Après un long chemin de croix Monica Seles effectua son retour sur les courts à l’occasion d’une exhibition en 1995 à Atlantic City face à Martina Navratilova, elle avoua à cette occasion qu’elle avait subi une psychothérapie. Quelques semaines plus tard le 20 Août 1995 à Toronto, lors de son tournoi officiel de rentrée, Monica Seles remporte son 33ème titre de sa carrière après avoir survolé le tournoi. Trois semaines plus tard, elle était finaliste de l’US OPEN contre Steffi Graf dans une rencontre chargée d’émotions, remportée par l’allemande 7-5 0-6 6-3. Monica ne tarda pas à remporter un neuvième titre du Grand Chelem, dés l’Open d’Australie 1996, sous les yeux des ses parents heureux de la revoir de nouveau heureuse. Mais Monica en resta là. L’état de santé de son père s’aggrava, la saison 1997 fut un véritable calvaire “La pire de toutes. Presque à chaque match, je me demandais ce que je faisais là” confia t-elle. Au cours de l’hiver 1997-1998, elle resta au chevet de celui qui lui avait presque tout appris.

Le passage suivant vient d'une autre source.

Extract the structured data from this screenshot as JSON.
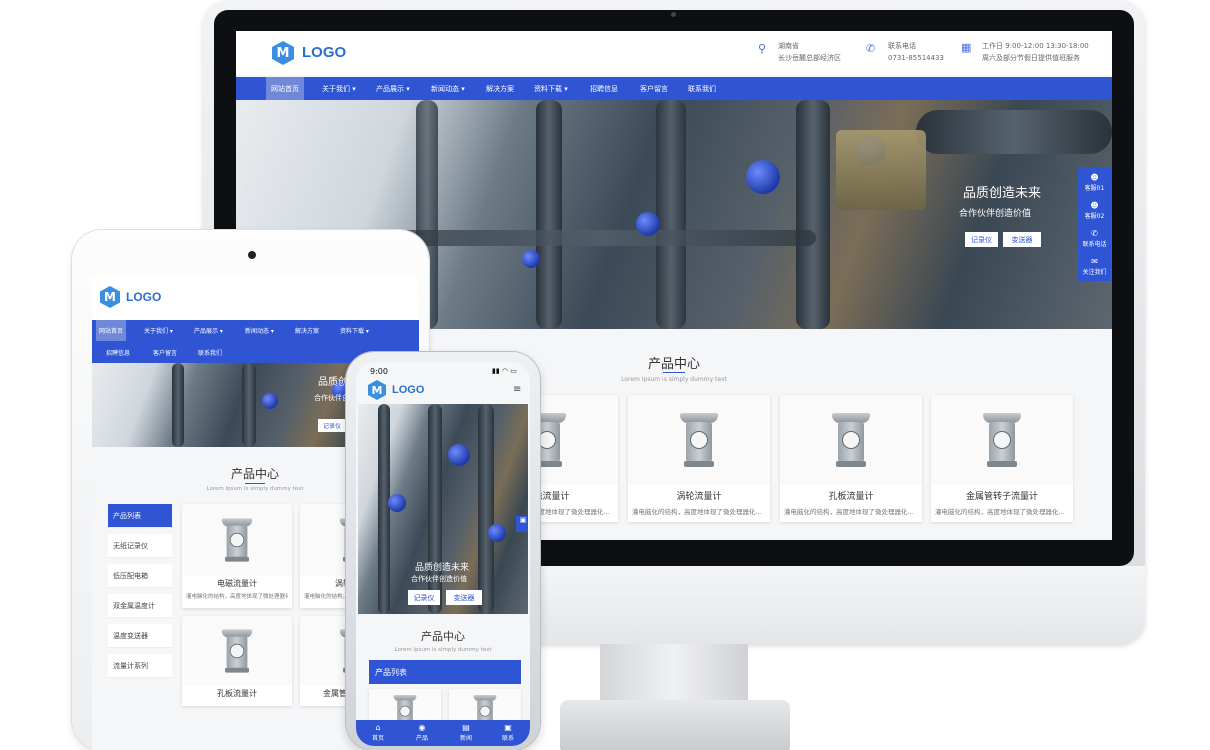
{
  "brand": {
    "logo_mark": "M",
    "logo_text": "LOGO",
    "accent": "#2f55d4"
  },
  "header": {
    "location_label": "湖南省",
    "location_value": "长沙岳麓总部经济区",
    "phone_label": "联系电话",
    "phone_value": "0731-85514433",
    "hours_label": "工作日 9:00-12:00 13:30-18:00",
    "hours_value": "周六及部分节假日提供值班服务"
  },
  "nav": {
    "items": [
      "网站首页",
      "关于我们 ▾",
      "产品展示 ▾",
      "新闻动态 ▾",
      "解决方案",
      "资料下载 ▾",
      "招聘信息",
      "客户留言",
      "联系我们"
    ]
  },
  "hero": {
    "title": "品质创造未来",
    "subtitle": "合作伙伴创造价值",
    "btn_recorder": "记录仪",
    "btn_transmitter": "变送器"
  },
  "products": {
    "title": "产品中心",
    "subtitle": "Lorem Ipsum is simply dummy text",
    "list_label": "产品列表",
    "desc": "灌电脑化的结构，高度地体现了微处理器化...",
    "items": [
      {
        "name": "电磁流量计"
      },
      {
        "name": "涡轮流量计"
      },
      {
        "name": "孔板流量计"
      },
      {
        "name": "金属管转子流量计"
      }
    ]
  },
  "side_tools": [
    "客服01",
    "客服02",
    "联系电话",
    "关注我们"
  ],
  "tablet": {
    "categories": [
      "产品列表",
      "无纸记录仪",
      "低压配电箱",
      "双金属温度计",
      "温度变送器",
      "流量计系列"
    ]
  },
  "phone": {
    "time": "9:00",
    "tabs": [
      "首页",
      "产品",
      "新闻",
      "联系"
    ]
  }
}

En mai 1998, la mort mit un terme a sa souffrance de voir son entraîneur, ami et père dépérir. Encore une fois Monica réagit de la plus incroyable des manières, en disputant quatre semaines plus tard malgré un manque de préparation, la finale de Roland Garros. Elle s’inclina contre Arantxa Sanchez Viccario en trois sets. “J’ai longtemps hésité avant de jouer Roland Garros, mais je savais que mon père aurait voulu que je joue. Et puis c’est un endroit où j’ai tellement de souvenirs heureux avec papa. C’est un échec qui a été plus douloureux que les autres.” déclara t-elle.

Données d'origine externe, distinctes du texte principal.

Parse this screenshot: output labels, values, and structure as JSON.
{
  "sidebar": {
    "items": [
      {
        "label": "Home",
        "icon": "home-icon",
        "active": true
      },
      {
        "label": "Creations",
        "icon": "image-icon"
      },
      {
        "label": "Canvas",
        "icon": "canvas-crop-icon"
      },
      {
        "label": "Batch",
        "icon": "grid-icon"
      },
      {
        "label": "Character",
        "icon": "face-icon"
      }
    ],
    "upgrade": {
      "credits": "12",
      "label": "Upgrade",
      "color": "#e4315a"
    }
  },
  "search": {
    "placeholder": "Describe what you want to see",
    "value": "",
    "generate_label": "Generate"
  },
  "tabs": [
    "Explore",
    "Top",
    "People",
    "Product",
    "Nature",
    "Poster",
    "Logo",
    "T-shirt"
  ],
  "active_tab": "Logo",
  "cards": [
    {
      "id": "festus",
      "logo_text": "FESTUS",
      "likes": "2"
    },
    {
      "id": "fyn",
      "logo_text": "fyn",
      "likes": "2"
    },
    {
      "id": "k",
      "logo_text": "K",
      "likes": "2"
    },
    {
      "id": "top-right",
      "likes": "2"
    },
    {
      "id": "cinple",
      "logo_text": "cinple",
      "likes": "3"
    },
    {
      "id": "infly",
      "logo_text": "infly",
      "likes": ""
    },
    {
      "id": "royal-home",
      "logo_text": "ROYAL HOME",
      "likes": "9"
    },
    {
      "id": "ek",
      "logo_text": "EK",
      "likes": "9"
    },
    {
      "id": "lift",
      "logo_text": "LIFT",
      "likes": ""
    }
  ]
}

Monica Seles n’a plus jamais disputé la moindre finale d’un tournoi du Grand Chelem, l’avènement d’une nouvelle génération de joueuses plus puissantes, fut un nouveau défi, d’autant plus difficile à relever que Monica fut blessée et qu’elle lutta avec sa propre condition physique en raison d’un excès de poids. Les 9 dernières années de sa vie de championne furent un véritable calvaire personnel. Enfermée dans une terrible solitude Monica se réfugia dans la boulimie pour tenter de calmer son angoisse et ses démons.

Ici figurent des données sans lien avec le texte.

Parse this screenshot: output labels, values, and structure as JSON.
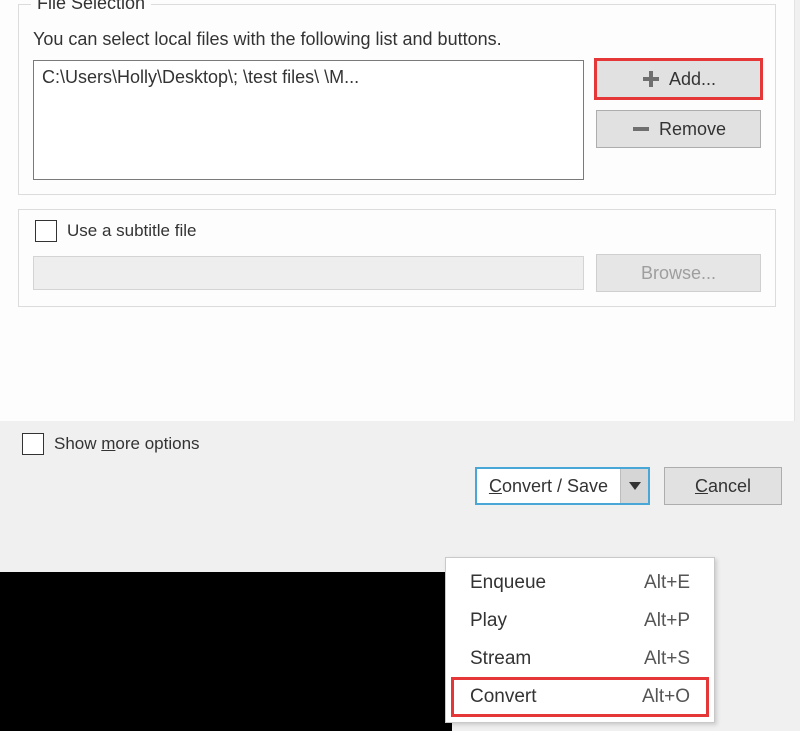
{
  "fileSelection": {
    "legend": "File Selection",
    "hint": "You can select local files with the following list and buttons.",
    "files": [
      "C:\\Users\\Holly\\Desktop\\;     \\test files\\      \\M..."
    ],
    "addLabel": "Add...",
    "removeLabel": "Remove"
  },
  "subtitle": {
    "checkboxLabel": "Use a subtitle file",
    "browseLabel": "Browse..."
  },
  "showMore": {
    "prefix": "Show ",
    "underlined": "m",
    "suffix": "ore options"
  },
  "footer": {
    "convertSave": {
      "underlined": "C",
      "rest": "onvert / Save"
    },
    "cancel": {
      "underlined": "C",
      "rest": "ancel"
    }
  },
  "dropdown": {
    "items": [
      {
        "label": "Enqueue",
        "shortcut": "Alt+E"
      },
      {
        "label": "Play",
        "shortcut": "Alt+P"
      },
      {
        "label": "Stream",
        "shortcut": "Alt+S"
      },
      {
        "label": "Convert",
        "shortcut": "Alt+O",
        "highlight": true
      }
    ]
  }
}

Bien que figurant toujours parmi les toutes meilleures, Monica ne trouva plus jamais la plénitude de ses moyens. C’est en 2003 à Roland Garros, sur un dernier contre pied que la petite souris de Novid Sad s’en est allée vers un nouveau destin.

Le 14 février 2008 elle officia sa retraite sportive. Entre son dernier match officiel disputé et cette date, elle tenta de soigner sa blessure au pied qui provoqua finalement la fin de sa brillante carrière, mais elle profita surtout dans sa villa de floride , de son temps pour ranger sa vie, et réapprit le bonheur de manger avec modération. En quelques mois, sans régime Monica perdit ses kilos de malheur. En 2009 elle dévoila dans sa seconde autobiographie (Getting a Grip on my body, my mind, my self) son long chemin parcouru pour être enfin pleinement épanouie.

Aujourd’hui Monica est une femme libre qui a su avec intelligence et opiniâtreté reprendre le contrôle de sa vie. Ce 30 Avril 1993 fait désormais partie du passé, celui d’une championne d’exception qui a connu la gloire et l’adversité, mais qui s’est toujours relevée.